Who has the right to define their experience and own their narrative, and what does it mean when this right is violated? Is it even possible to defend in the digital era? Can we really trust that the plurality of #MeToo voices amplified online will scuttle the patriarchy from tradition-locked institutions? What other recourse is possible for young women today, when the momentum for change is so great? What sacrifices are justified by the ends?
Both works raise these questions, and – while they don’t resolve them – land powerfully and cynically. Arguably, Feaver’s play convulses even more with the complexities of those who find their agency and identity completely overwhelmed by a story they thought they had control over. By the end, almost all parties are jaded, traumatised and alienated, with friendships broken and careers lost.
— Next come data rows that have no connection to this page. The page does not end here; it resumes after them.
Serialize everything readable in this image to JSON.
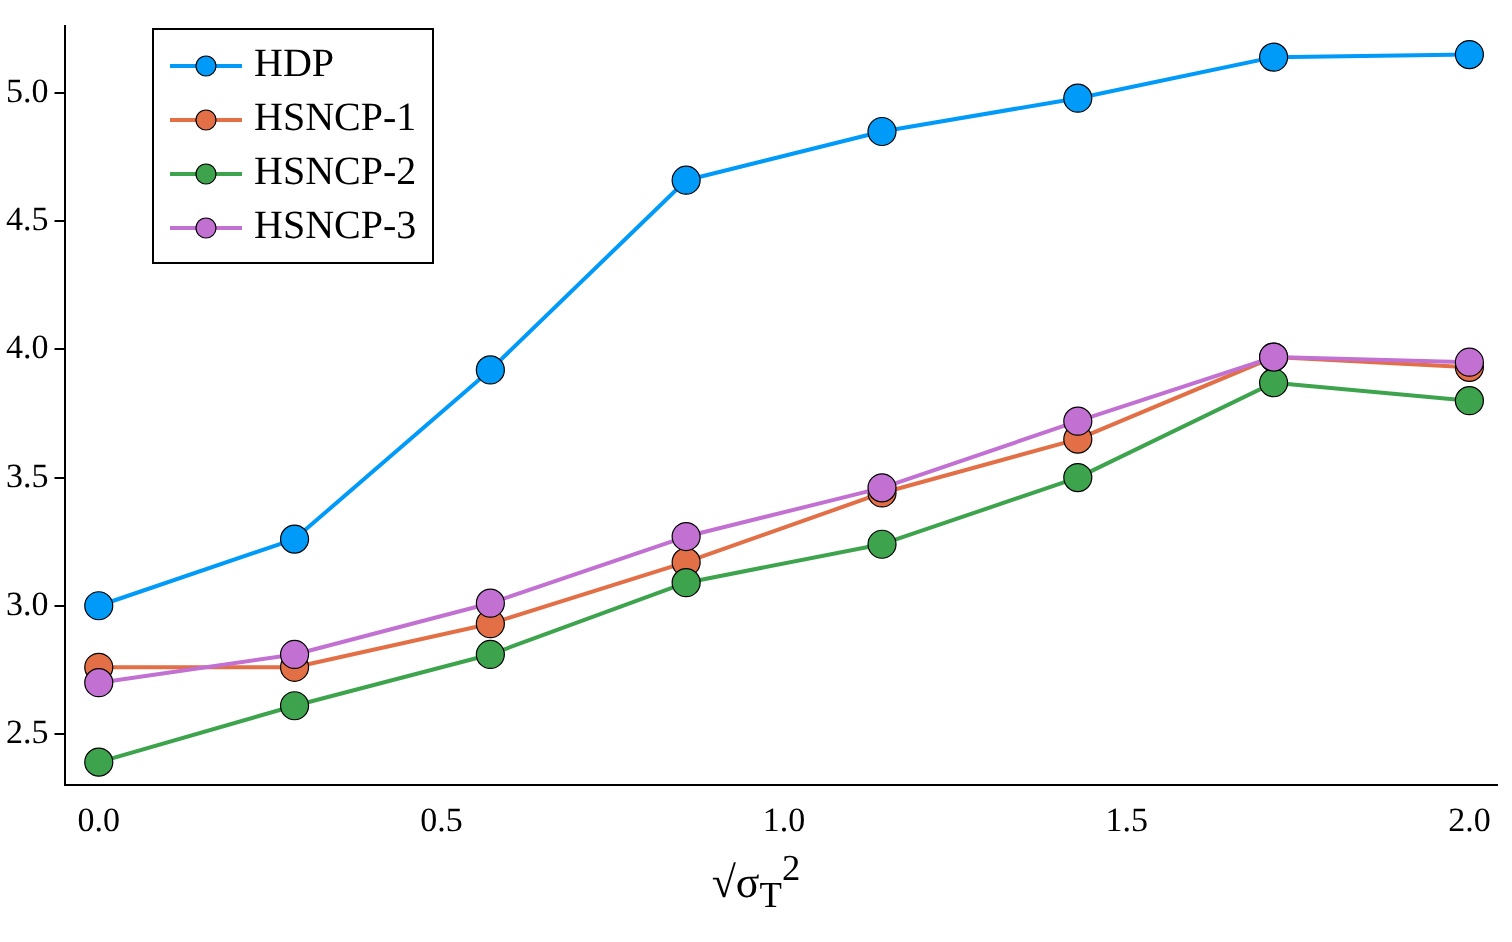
{
  "chart_data": {
    "type": "line",
    "xlabel": "√σ$_{T}$$^{2}$",
    "x": [
      0,
      0.2857,
      0.5714,
      0.8571,
      1.1429,
      1.4286,
      1.7143,
      2.0
    ],
    "series": [
      {
        "name": "HDP",
        "color": "#009af9",
        "values": [
          3.0,
          3.26,
          3.92,
          4.66,
          4.85,
          4.98,
          5.14,
          5.15
        ]
      },
      {
        "name": "HSNCP-1",
        "color": "#e26f46",
        "values": [
          2.76,
          2.76,
          2.93,
          3.17,
          3.44,
          3.65,
          3.97,
          3.93
        ]
      },
      {
        "name": "HSNCP-2",
        "color": "#3da44d",
        "values": [
          2.39,
          2.61,
          2.81,
          3.09,
          3.24,
          3.5,
          3.87,
          3.8
        ]
      },
      {
        "name": "HSNCP-3",
        "color": "#c271d2",
        "values": [
          2.7,
          2.81,
          3.01,
          3.27,
          3.46,
          3.72,
          3.97,
          3.95
        ]
      }
    ],
    "xlim": [
      -0.05,
      2.04
    ],
    "ylim": [
      2.3,
      5.26
    ],
    "xticks": [
      {
        "value": 0,
        "label": "0.0"
      },
      0.5,
      {
        "value": 1,
        "label": "1.0"
      },
      1.5,
      {
        "value": 2,
        "label": "2.0"
      }
    ],
    "yticks": [
      2.5,
      {
        "value": 3,
        "label": "3.0"
      },
      3.5,
      {
        "value": 4,
        "label": "4.0"
      },
      4.5,
      {
        "value": 5,
        "label": "5.0"
      }
    ],
    "grid": false,
    "legend": "top left",
    "marker": "circle",
    "line_style": "solid"
  }
}
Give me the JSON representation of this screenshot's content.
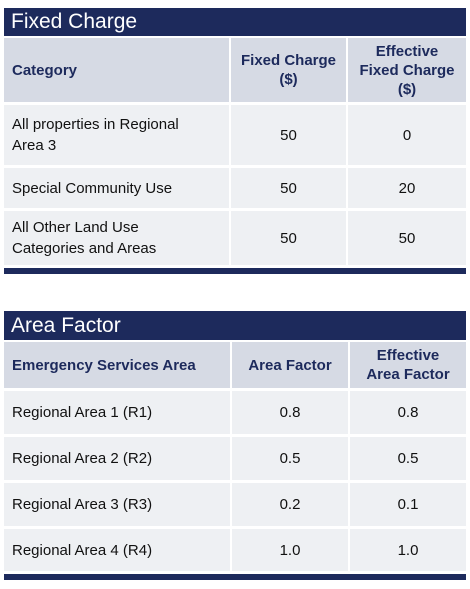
{
  "fixed_charge": {
    "title": "Fixed Charge",
    "headers": [
      "Category",
      "Fixed Charge\n($)",
      "Effective\nFixed Charge\n($)"
    ],
    "rows": [
      [
        "All properties in Regional\nArea 3",
        "50",
        "0"
      ],
      [
        "Special Community Use",
        "50",
        "20"
      ],
      [
        "All Other Land Use\nCategories and Areas",
        "50",
        "50"
      ]
    ]
  },
  "area_factor": {
    "title": "Area Factor",
    "headers": [
      "Emergency Services Area",
      "Area Factor",
      "Effective\nArea Factor"
    ],
    "rows": [
      [
        "Regional Area 1 (R1)",
        "0.8",
        "0.8"
      ],
      [
        "Regional Area 2 (R2)",
        "0.5",
        "0.5"
      ],
      [
        "Regional Area 3 (R3)",
        "0.2",
        "0.1"
      ],
      [
        "Regional Area 4 (R4)",
        "1.0",
        "1.0"
      ]
    ]
  },
  "colors": {
    "title_bar": "#1d2a5c",
    "header_bg": "#d6dae4",
    "cell_bg": "#eef0f3",
    "header_text": "#1d2a5c"
  }
}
Despite doing and saying some pretty reprehensible things, there is a great deal of compassion reserved for each character of this play. Feaver has written into each very recognisable human frailties, which the whole cast embodies to their edges. Emily Havea is a galvanising presence on stage as the fiercely determined Nikki, and Fiona Press is her brilliant foil as a disillusioned feminist, emerging proud yet bitter from her own exhausting fights. Tony Cogin, who plays the Chair of the Board, puts a charming face on settled weaselly privilege, and Paguio gives a memorable and sometimes comic interpretation of Malaysian student ‘Gerry’, while Julia Robertson’s Paige is exactly the type of archetypal, small-town girl innocent you’d expect to be caught up in all this. In a dextrous twist, Jane Phegan plays both the mother of the accused and the accuser – two women determined to protect their children.
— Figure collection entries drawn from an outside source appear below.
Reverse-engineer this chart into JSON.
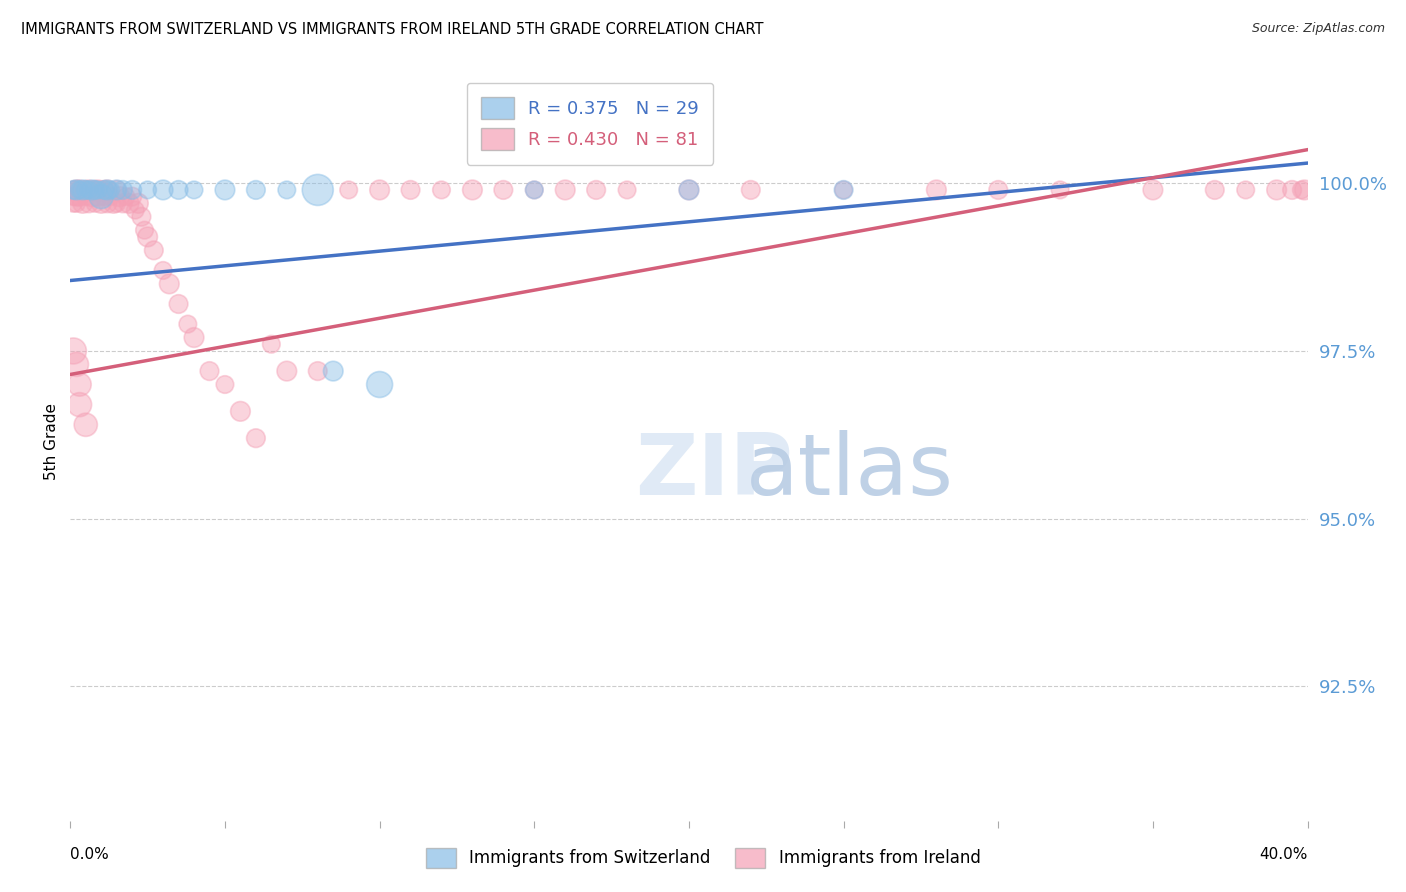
{
  "title": "IMMIGRANTS FROM SWITZERLAND VS IMMIGRANTS FROM IRELAND 5TH GRADE CORRELATION CHART",
  "source": "Source: ZipAtlas.com",
  "ylabel": "5th Grade",
  "y_tick_labels": [
    "100.0%",
    "97.5%",
    "95.0%",
    "92.5%"
  ],
  "y_tick_values": [
    1.0,
    0.975,
    0.95,
    0.925
  ],
  "x_range": [
    0.0,
    0.4
  ],
  "y_range": [
    0.905,
    1.018
  ],
  "legend1_label": "Immigrants from Switzerland",
  "legend2_label": "Immigrants from Ireland",
  "R_switzerland": 0.375,
  "N_switzerland": 29,
  "R_ireland": 0.43,
  "N_ireland": 81,
  "color_switzerland": "#88bde6",
  "color_ireland": "#f4a0b5",
  "line_color_switzerland": "#4472c4",
  "line_color_ireland": "#d45f7a",
  "sw_line_x0": 0.0,
  "sw_line_y0": 0.9855,
  "sw_line_x1": 0.4,
  "sw_line_y1": 1.003,
  "ir_line_x0": 0.0,
  "ir_line_y0": 0.9715,
  "ir_line_x1": 0.4,
  "ir_line_y1": 1.005,
  "sw_x": [
    0.001,
    0.002,
    0.003,
    0.004,
    0.005,
    0.006,
    0.007,
    0.008,
    0.009,
    0.01,
    0.011,
    0.012,
    0.013,
    0.015,
    0.017,
    0.02,
    0.025,
    0.03,
    0.035,
    0.04,
    0.05,
    0.06,
    0.07,
    0.08,
    0.085,
    0.1,
    0.15,
    0.2,
    0.25
  ],
  "sw_y": [
    0.999,
    0.999,
    0.999,
    0.999,
    0.999,
    0.999,
    0.999,
    0.999,
    0.999,
    0.998,
    0.999,
    0.999,
    0.999,
    0.999,
    0.999,
    0.999,
    0.999,
    0.999,
    0.999,
    0.999,
    0.999,
    0.999,
    0.999,
    0.999,
    0.972,
    0.97,
    0.999,
    0.999,
    0.999
  ],
  "sw_s": [
    180,
    200,
    160,
    200,
    180,
    160,
    200,
    180,
    160,
    300,
    180,
    200,
    160,
    200,
    180,
    180,
    160,
    200,
    180,
    160,
    200,
    180,
    160,
    500,
    200,
    350,
    160,
    200,
    180
  ],
  "ir_x": [
    0.001,
    0.001,
    0.001,
    0.002,
    0.002,
    0.002,
    0.003,
    0.003,
    0.004,
    0.004,
    0.005,
    0.005,
    0.006,
    0.006,
    0.007,
    0.007,
    0.008,
    0.008,
    0.009,
    0.009,
    0.01,
    0.01,
    0.011,
    0.011,
    0.012,
    0.012,
    0.013,
    0.014,
    0.015,
    0.015,
    0.016,
    0.017,
    0.018,
    0.019,
    0.02,
    0.021,
    0.022,
    0.023,
    0.024,
    0.025,
    0.027,
    0.03,
    0.032,
    0.035,
    0.038,
    0.04,
    0.045,
    0.05,
    0.055,
    0.06,
    0.065,
    0.07,
    0.08,
    0.09,
    0.1,
    0.11,
    0.12,
    0.13,
    0.14,
    0.15,
    0.16,
    0.17,
    0.18,
    0.2,
    0.22,
    0.25,
    0.28,
    0.3,
    0.32,
    0.35,
    0.37,
    0.38,
    0.39,
    0.395,
    0.398,
    0.399,
    0.001,
    0.002,
    0.003,
    0.003,
    0.005
  ],
  "ir_y": [
    0.999,
    0.998,
    0.997,
    0.999,
    0.998,
    0.997,
    0.999,
    0.998,
    0.999,
    0.997,
    0.999,
    0.998,
    0.999,
    0.997,
    0.999,
    0.998,
    0.999,
    0.997,
    0.999,
    0.998,
    0.999,
    0.997,
    0.999,
    0.998,
    0.999,
    0.997,
    0.998,
    0.997,
    0.999,
    0.997,
    0.998,
    0.997,
    0.998,
    0.997,
    0.998,
    0.996,
    0.997,
    0.995,
    0.993,
    0.992,
    0.99,
    0.987,
    0.985,
    0.982,
    0.979,
    0.977,
    0.972,
    0.97,
    0.966,
    0.962,
    0.976,
    0.972,
    0.972,
    0.999,
    0.999,
    0.999,
    0.999,
    0.999,
    0.999,
    0.999,
    0.999,
    0.999,
    0.999,
    0.999,
    0.999,
    0.999,
    0.999,
    0.999,
    0.999,
    0.999,
    0.999,
    0.999,
    0.999,
    0.999,
    0.999,
    0.999,
    0.975,
    0.973,
    0.97,
    0.967,
    0.964
  ],
  "ir_s": [
    160,
    160,
    160,
    200,
    180,
    160,
    200,
    180,
    160,
    200,
    180,
    160,
    200,
    180,
    160,
    200,
    180,
    160,
    200,
    180,
    160,
    200,
    180,
    160,
    200,
    180,
    160,
    200,
    180,
    160,
    200,
    180,
    160,
    200,
    180,
    160,
    200,
    180,
    160,
    200,
    180,
    160,
    200,
    180,
    160,
    200,
    180,
    160,
    200,
    180,
    160,
    200,
    180,
    160,
    200,
    180,
    160,
    200,
    180,
    160,
    200,
    180,
    160,
    200,
    180,
    160,
    200,
    180,
    160,
    200,
    180,
    160,
    200,
    180,
    160,
    200,
    350,
    300,
    280,
    300,
    280
  ]
}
While the play’s themes are weighty, neither of the two acts feels oppressive under the fiery direction of Tessa Leong. Some of this weight is also leavened by Ella Butler’s creative design and the staging of Hannah Crane. When, for instance, Paige refuses to talk to Nikki, the latter approaches her on the virtual plane, with the male actors appearing as their gaming avatars. One a wizard, the other an elf, and each illuminated in neon breastplates, they bob gently and brandish their weaponry. Here and during other select moments throughout, there’s a welcoming if temporary tonal shift.
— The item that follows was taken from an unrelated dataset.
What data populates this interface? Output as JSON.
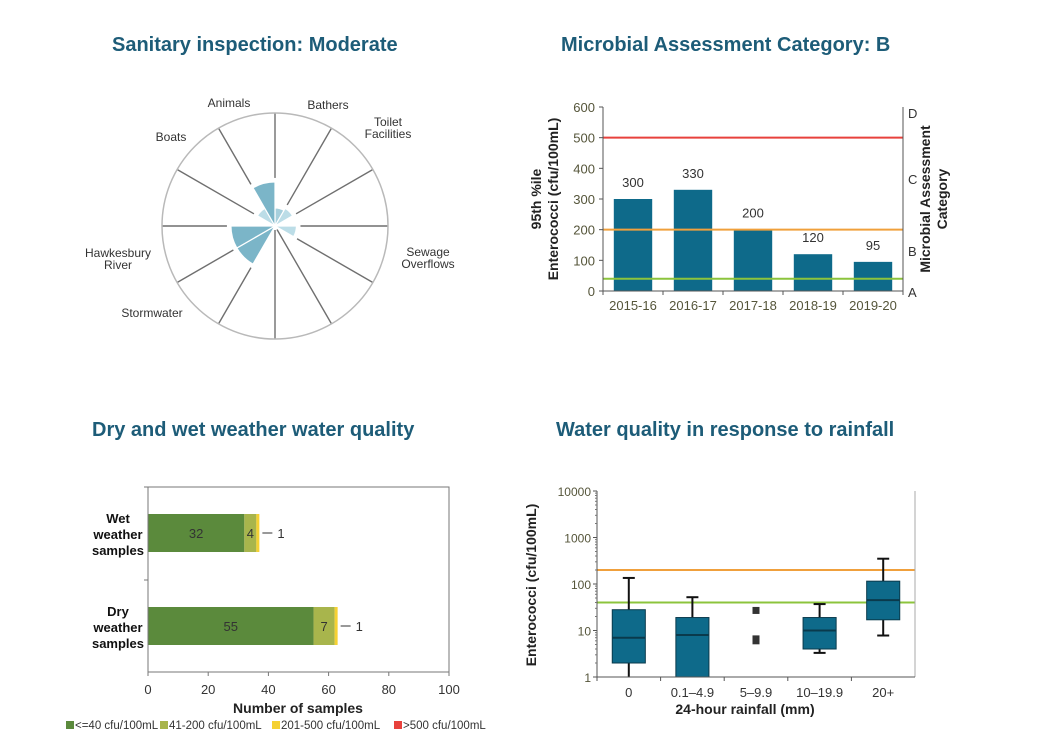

A case for uncertainty in a world white-knuckled on convictions, Wherever She Wanders demands discomfort and discussion. I saw it alone and, afterwards and during intermission, I found myself feeling unexpectedly vulnerable. I suspect it has lodged itself in a largely unvisited emotional hollow, where it will reproduce its ache whenever I think about it. It’s not uplifting or inspiring (words so many theatre works hang their marketing on), but it is masterfully affective.
Go see it with someone you trust with open, difficult conversation, if you can.
Wherever She Wanders plays at the SBW Stables Theatre, Darlinghurst until 11 December.